Wednesday, September 17, 2014

Fiscal Consolidation --->> Economy

Fiscal consolidation is a term that is used to describe the creation of strategies that are aimed at minimizing deficits while also curtailing the accumulation of more debt. The goal of fiscal consolidation in any setting is to improve financial stability by creating a more desirable financial position. In order for the policy to function properly, it must consider the total cost of essential expenses and identify ways to generate as much benefit from those purchases as possible.


The Government can take the following steps  :-


1) Subsidy: This is one of the major Non Plan expenditure, Government need to reduce extravaganza subsidies along with reducing the leakage.
(The subsidy system in India is wrought with inefficiencies. There is limited scope to reduce expenditure, many advocate a case for targeted subsidies.Targeted subsidies, particularly fertilizer and fuel subsides, will ensure that the benefit reaches only the needful. In India, agricultural incomes are not taxed. On top of that many rich farmers enjoy the benefits of agriculture-related subsidies.
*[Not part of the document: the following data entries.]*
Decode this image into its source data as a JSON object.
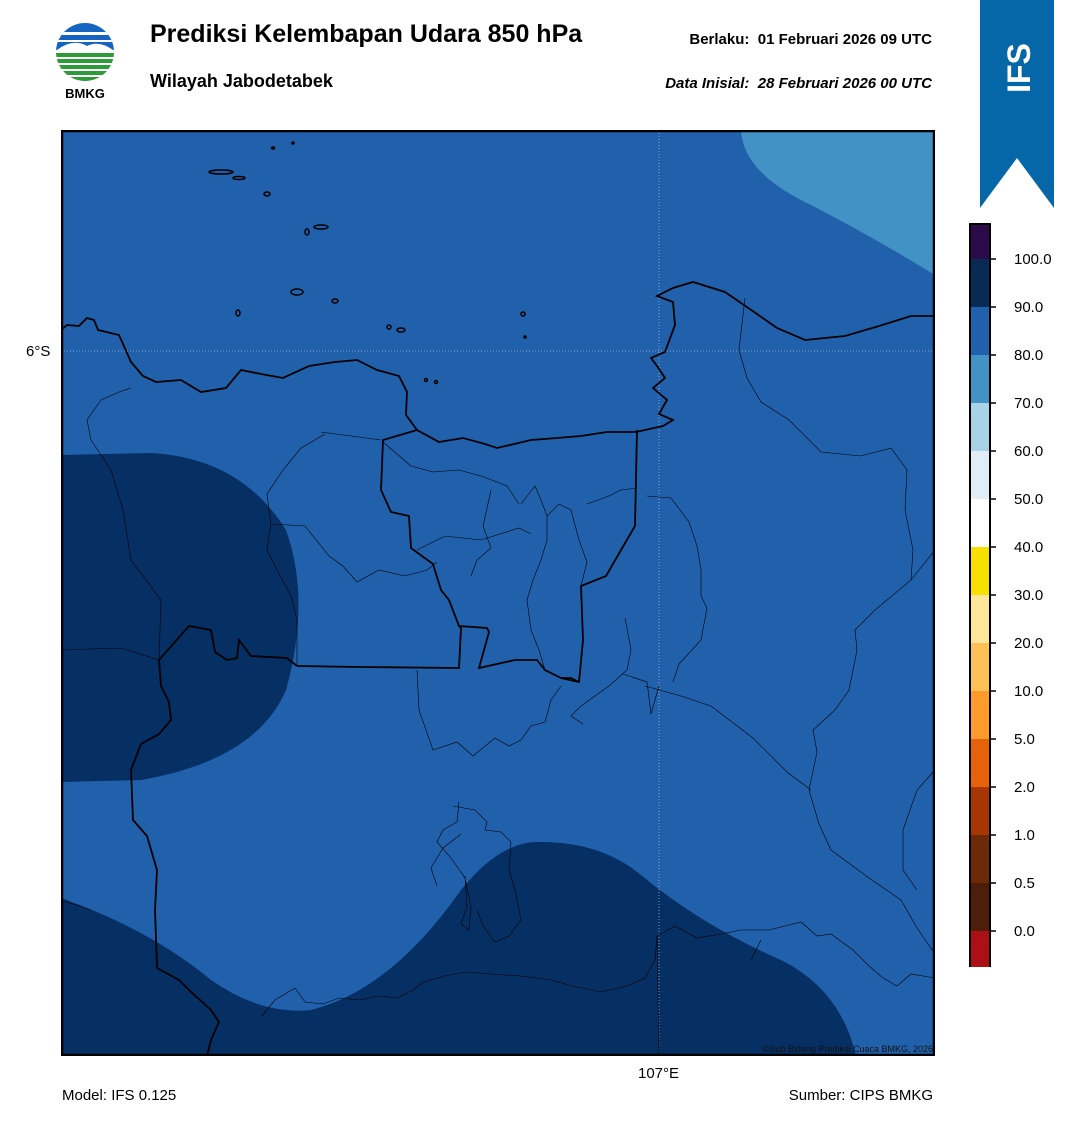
{
  "header": {
    "title": "Prediksi Kelembapan Udara 850 hPa",
    "subtitle": "Wilayah Jabodetabek",
    "valid_label": "Berlaku:",
    "valid_value": "01 Februari 2026 09 UTC",
    "init_label": "Data Inisial:",
    "init_value": "28 Februari 2026 00 UTC"
  },
  "logo": {
    "text": "BMKG",
    "icon": "bmkg-logo-icon"
  },
  "banner": {
    "text": "IFS",
    "color": "#0567a8"
  },
  "map": {
    "lat_label": "6°S",
    "lon_label": "107°E",
    "copyright": "©Sub Bidang Prediksi Cuaca BMKG, 2026",
    "colors": {
      "level_80_90": "#2161ac",
      "level_90_100": "#062f63",
      "level_70_80": "#4292c6"
    }
  },
  "footer": {
    "model": "Model: IFS 0.125",
    "source": "Sumber: CIPS BMKG"
  },
  "colorbar": {
    "ticks": [
      "100.0",
      "90.0",
      "80.0",
      "70.0",
      "60.0",
      "50.0",
      "40.0",
      "30.0",
      "20.0",
      "10.0",
      "5.0",
      "2.0",
      "1.0",
      "0.5",
      "0.0"
    ],
    "bins": [
      "#2c0b4a",
      "#082a55",
      "#2060ac",
      "#4292c5",
      "#a8d3e7",
      "#e0ecf6",
      "#ffffff",
      "#f5e000",
      "#fde59a",
      "#fec157",
      "#fd9a2e",
      "#e7620d",
      "#a63604",
      "#6b2908",
      "#4d1f0a",
      "#ac1016",
      "#e8382c"
    ]
  }
}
The subsidy system needs to be more targeted in order to reach only the poor and needy. A step in this direction, though is admittedly not an easily implementable one, given the political sensitivities.)



2) Tax Structure Reform: Implementation of GST will help Government earn extra tax revenue, they should also improve on Tax to GDP ratio by effective implementation of Tax payment on time.
(For the taxpayer, it will mean less paperwork and could actually translate into a lower tax burden, as it would remove distortions from the system.)

3) Improve PSU: PSU is one of the important source for earning revenue for Government, they should improve its performance. Disinvestment is a good strategy, not only it helps in earning money but also makes the PSUs more competitive and performance oriented.
(With the Indian markets rallying, aggressive disinvestment at this stage will yield the desired revenue. Disinvestment is a good way of raising money because it solves the twin goals of easing the government's revenue woes and at the same time provides the long-term benefit of increased efficiency in Public Sector Units. It is also a relatively easy step to fill up the emptying coffers of the government)

4) Recover Black money: With Supreme Court order and SIT in place, if the black money comes back to India, it will help reduce the fiscal deficit significantly.

5) Internal Energy Sources: If CBD and shale gas is developed within India along with nuclear energy and solar energy, it will reduce our dependence on costly crude oil expenditure, thus it would help to reduce a major part of export expenditure.

6) Defence capabilities: If the defence capabilities can be built internally with best technologies in place, a major non planned expenditure can be reduced along with earning money by exporting.

7) FDI: with good policies in place, attracting FDI will help long term money availability in India.

8) Austerity measures: The government and government officials should take austerity measures to reduce expenditure.

9)Tax Slabs and Tax Administration:  It is estimated that only 3-4% of Indian people are paying taxes. A genuine structural change in tax laws and tax environment is very important to increase the tax payers in India. The environment should be conducive for tax payers as well as tax collectors.Tax evasion at a large scale is present in India.The government needs to look at measures in which the self-employed and corporates do not end up evading tax. The government should also look at introducing a tax slab or incomes above Rs 10 crore.